Wal-Mart to pay nearly $12M in EEOC sex-discrimination case
Louisville Wal-Mart Stores will pay nearly $12 million and change its hiring practices to settle a sex-discrimination suit over hiring at an eastern Kentucky warehouse, the Associated Press reported.
The retailer reached the deal with the U.S. Equal Employment Opportunity Commission on Monday, when a trial was set to open in a nine-year-old lawsuit alleging Wal-Mart illegally based hiring decisions on gender, bypassing women for jobs at its London regional distribution center. The EEOC announced the agreement late Monday.
The EEOC filed a class-action suit against Bentonville, Ark.-based Wal-Mart in 2001, alleging it hired 18 to 25-year-old men instead of women for jobs in the warehouse and routinely told applicants that order-filling positions were not suitable for women.
Wal-Mart denied the charges. The settlement, approved by U.S. District Judge Karen Caldwell on Monday, covers all hires at the London warehouse between 1998 and 2005.
Wal-Mart, in a written statement, confirmed the settlement and said it will not result in any change to the company's operating results in the first quarter of fiscal 2011, which started Feb. 1.
The $12 million payment will be split among a yet-to-be determined number of claimants, who will receive $8.4 million in back pay, with another $3.2 million in compensatory damages. The EEOC will determine which claimants receive back pay and which will get compensatory damages.
Anyone receiving $100,000 or more will not be eligible for hire under the settlement terms. Wal-Mart will also pay $250,000 in administration costs related to the settlement.

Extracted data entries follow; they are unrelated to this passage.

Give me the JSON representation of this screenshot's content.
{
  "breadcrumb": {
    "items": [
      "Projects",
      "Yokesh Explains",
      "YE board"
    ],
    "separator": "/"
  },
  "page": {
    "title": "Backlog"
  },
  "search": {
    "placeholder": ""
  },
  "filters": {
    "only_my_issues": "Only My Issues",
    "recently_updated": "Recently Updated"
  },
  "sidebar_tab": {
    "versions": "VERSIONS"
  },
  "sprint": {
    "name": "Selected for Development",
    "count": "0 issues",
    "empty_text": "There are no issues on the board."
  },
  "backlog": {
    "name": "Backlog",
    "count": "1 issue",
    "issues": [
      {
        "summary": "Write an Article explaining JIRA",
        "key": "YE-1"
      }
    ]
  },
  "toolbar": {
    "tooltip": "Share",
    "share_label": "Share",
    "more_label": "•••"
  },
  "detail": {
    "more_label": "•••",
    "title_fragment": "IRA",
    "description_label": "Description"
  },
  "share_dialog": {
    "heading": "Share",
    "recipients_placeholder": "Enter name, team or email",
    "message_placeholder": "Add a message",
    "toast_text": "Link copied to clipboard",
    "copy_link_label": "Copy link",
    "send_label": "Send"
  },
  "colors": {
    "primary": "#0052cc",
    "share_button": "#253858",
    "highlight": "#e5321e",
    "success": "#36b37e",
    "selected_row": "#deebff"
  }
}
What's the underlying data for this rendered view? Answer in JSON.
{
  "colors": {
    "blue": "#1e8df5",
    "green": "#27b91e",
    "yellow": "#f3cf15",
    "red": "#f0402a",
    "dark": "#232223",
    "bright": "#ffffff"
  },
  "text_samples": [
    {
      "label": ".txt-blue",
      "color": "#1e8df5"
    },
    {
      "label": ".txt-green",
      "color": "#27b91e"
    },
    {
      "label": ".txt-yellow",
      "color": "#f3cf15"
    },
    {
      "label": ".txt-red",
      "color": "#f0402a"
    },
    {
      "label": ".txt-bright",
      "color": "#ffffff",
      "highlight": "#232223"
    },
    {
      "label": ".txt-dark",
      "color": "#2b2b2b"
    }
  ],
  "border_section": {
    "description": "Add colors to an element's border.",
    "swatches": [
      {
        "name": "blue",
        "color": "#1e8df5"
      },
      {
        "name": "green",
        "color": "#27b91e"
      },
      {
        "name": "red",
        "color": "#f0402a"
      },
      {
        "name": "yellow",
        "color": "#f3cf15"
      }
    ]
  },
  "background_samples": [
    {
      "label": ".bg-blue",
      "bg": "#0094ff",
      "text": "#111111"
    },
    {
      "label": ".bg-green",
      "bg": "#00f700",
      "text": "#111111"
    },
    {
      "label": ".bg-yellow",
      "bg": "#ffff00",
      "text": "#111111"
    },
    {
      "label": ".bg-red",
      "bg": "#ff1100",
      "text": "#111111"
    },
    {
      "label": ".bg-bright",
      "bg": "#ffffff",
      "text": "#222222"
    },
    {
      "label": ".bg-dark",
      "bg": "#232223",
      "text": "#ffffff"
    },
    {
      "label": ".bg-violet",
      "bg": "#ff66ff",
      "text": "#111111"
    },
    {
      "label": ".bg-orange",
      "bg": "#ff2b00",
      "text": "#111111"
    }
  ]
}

Along with the back pay and damages, as part of the settlement Wal-Mart will fill the first 50 order-filler jobs at the warehouse with female hires. After that, female hires will make up a fixed percentage of open positions.
Under the terms of the settlement, Wal-Mart will receive a list of eligible applicants from the EEOC and will then fill jobs as they become available.